Biskupic’s book also provides a nuanced counterweight to Sotomayor’s book in that it documents a remarkably easy rise to power. Sotomayor’s ascent through the federal bench was so smooth that it came as a shock when, just as her name was topping the short list, two liberals, Jeffrey Rosen and Laurence Tribe, pulled out a cudgel and a poison pen, respectively, and did their best to portray her as a third-rate candidate lacking the smarts and the political skills required for the job. Biskupic seems less interested in discussing whether Rosen and Tribe were making valid points than in detailing how Sotomayor was able to deflect such harsh attacks from her own party.
Though she duly reports Sotomayor’s thin résumé before going on the federal bench, and her undistinguished record of judging thereafter, Biskupic focuses on how Sotomayor’s skillful use of her Ivy League credentials, and her relationship with Hispanic interest groups, trumped all efforts to derail her nomination; but she doesn’t acknowledge that Sotomayor’s academic attainments amount to a dime a dozen on judicial short lists. One would hope that a career of great judicial thinking and opinion-crafting would set apart those who should be appointed to the nation’s highest court. Biskupic appropriately raises the question — was this judge of the caliber that should ascend to the Supreme Court? — but ultimately never rises above mere reportage on the various assessments of this critical point.
The same is true of Biskupic’s treatment of the “wise Latina” remark that Sotomayor was later to recant as a failed “rhetorical device.” In keeping with her view of judging as politics, Biskupic reports on the popularity of the “wise Latina” phrase with the public, and largely neglects the serious concern — articulated by David Brooks — that Sotomayor’s speeches create an “impression that she was a racial activist who is just using the judicial system as a vehicle for her social crusade.” The book also fails to deliver fresh insights on the justice’s nascent Supreme Court jurisprudence, offering mostly reportage of how a particular vote was achieved and lacking critical analysis of her judicial opinions.
Like Biskupic’s earlier book on Justice Antonin Scalia, this book is long on biography and short on discussion of judicial philosophy. It appears that, unlike Scalia, Sotomayor did not grant Biskupic interviews, and therefore illuminating anecdotes of the kind that enlivened Biskupic’s book about Scalia are missing.
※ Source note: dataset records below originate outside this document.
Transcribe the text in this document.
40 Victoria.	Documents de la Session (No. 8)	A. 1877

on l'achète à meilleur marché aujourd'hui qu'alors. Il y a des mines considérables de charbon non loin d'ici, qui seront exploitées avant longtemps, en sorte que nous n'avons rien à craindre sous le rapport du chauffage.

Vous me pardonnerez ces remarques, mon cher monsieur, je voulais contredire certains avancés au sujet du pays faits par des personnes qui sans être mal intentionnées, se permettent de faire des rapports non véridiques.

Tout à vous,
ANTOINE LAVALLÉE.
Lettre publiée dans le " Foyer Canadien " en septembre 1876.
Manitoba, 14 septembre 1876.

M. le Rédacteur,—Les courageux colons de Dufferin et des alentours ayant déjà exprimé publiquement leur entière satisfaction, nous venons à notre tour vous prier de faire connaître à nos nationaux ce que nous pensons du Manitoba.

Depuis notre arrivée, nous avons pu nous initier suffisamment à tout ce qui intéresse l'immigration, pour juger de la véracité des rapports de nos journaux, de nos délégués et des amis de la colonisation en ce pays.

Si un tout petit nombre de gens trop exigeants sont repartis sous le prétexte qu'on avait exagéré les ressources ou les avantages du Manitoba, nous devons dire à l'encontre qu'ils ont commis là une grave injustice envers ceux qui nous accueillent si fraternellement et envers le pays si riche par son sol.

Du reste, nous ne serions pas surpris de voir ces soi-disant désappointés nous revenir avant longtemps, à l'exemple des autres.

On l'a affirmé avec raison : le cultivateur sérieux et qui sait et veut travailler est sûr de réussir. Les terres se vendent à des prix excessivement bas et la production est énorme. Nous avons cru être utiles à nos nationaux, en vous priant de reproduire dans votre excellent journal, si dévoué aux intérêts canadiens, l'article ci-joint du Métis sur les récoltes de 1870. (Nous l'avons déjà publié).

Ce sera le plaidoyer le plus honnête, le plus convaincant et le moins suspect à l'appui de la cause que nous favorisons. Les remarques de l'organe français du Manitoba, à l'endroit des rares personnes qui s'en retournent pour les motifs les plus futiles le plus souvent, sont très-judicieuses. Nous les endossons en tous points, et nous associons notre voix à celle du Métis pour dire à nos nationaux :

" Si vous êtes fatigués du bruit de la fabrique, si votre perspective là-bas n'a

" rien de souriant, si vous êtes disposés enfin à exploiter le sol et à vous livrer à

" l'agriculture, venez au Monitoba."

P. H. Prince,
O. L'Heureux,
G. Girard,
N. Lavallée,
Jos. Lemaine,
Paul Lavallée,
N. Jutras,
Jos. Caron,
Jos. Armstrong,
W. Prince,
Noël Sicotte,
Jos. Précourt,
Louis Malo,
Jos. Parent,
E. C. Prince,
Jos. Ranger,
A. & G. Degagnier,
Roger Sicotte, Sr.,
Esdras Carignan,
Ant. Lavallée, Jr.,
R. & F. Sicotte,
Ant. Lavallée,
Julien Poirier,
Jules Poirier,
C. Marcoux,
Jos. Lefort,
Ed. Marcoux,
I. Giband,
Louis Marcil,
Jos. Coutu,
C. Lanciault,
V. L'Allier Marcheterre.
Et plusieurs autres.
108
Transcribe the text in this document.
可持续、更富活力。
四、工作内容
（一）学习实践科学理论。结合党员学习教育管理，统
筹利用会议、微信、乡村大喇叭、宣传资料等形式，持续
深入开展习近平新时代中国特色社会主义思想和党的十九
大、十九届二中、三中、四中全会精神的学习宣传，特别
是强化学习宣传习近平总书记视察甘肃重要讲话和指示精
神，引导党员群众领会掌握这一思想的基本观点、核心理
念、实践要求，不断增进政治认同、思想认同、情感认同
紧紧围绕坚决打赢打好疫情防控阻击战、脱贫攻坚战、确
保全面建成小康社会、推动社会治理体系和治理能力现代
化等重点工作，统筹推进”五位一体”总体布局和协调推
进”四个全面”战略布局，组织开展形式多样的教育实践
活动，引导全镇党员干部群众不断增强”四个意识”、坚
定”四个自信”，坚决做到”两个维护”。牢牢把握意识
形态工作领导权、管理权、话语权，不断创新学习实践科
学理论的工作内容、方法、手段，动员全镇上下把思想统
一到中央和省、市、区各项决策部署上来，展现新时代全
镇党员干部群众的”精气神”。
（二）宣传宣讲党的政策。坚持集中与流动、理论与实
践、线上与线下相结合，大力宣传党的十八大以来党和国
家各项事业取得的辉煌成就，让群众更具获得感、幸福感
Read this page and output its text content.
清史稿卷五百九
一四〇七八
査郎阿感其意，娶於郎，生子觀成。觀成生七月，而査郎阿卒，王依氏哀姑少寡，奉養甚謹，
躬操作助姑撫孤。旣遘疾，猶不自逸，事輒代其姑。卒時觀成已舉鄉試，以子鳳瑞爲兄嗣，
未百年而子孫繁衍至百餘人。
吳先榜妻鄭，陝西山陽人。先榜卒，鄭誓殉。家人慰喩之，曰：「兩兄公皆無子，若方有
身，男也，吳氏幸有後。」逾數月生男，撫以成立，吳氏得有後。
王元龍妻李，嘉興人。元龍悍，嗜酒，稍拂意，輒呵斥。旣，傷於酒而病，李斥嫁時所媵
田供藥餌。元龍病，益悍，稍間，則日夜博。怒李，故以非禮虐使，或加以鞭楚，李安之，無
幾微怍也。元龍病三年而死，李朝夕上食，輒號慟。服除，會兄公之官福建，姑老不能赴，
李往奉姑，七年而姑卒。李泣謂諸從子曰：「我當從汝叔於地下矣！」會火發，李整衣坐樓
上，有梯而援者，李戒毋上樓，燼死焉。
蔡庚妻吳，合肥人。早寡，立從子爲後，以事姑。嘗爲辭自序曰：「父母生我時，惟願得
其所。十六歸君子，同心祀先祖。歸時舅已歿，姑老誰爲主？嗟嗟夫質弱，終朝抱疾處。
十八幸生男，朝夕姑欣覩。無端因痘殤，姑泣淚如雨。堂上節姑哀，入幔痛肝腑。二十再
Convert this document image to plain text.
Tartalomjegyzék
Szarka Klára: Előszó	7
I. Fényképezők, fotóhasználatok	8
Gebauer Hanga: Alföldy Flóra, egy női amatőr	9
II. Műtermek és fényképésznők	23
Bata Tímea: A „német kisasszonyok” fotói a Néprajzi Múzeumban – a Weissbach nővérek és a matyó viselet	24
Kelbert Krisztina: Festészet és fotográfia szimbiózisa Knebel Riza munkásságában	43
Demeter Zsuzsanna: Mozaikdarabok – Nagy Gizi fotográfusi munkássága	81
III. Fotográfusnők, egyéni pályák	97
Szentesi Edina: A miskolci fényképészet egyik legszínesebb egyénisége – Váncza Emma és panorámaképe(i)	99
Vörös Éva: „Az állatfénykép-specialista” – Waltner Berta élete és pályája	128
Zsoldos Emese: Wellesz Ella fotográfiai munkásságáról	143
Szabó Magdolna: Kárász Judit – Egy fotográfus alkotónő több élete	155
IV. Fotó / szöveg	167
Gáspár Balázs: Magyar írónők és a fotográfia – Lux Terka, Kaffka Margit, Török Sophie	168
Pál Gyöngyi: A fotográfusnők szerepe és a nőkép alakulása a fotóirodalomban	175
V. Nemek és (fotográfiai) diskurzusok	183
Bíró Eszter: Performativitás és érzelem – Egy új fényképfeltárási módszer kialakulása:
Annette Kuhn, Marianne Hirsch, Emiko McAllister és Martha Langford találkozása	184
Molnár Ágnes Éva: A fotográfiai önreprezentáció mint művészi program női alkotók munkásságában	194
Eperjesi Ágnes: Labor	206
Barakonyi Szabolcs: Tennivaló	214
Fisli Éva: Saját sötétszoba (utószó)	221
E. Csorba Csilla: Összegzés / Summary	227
It’s a shame: Biskupic is a good storyteller, and interviews could have offered some new material.
The book doesn’t question whether the politics with which it is so occupied are good, though the recitation of some of the political maneuvering is itself off-putting. An uncritical reader might just assume that this is how it should be. One would hope that this account suggests how Court appointments should not proceed. More likely it will serve as a template for the next aspirant seeking to employ the identity politics that successfully catapulted Sotomayor to the highest seat of her profession.
Margaret A. Little is an attorney in private practice in Connecticut concentrating on civil litigation and appeals. She wishes to disclose that she was a consultant to the plaintiffs’ legal team in the appeals on behalf of the New Haven firefighters in Ricci v. DeStefano, a case in which Judge Sotomayor was involved.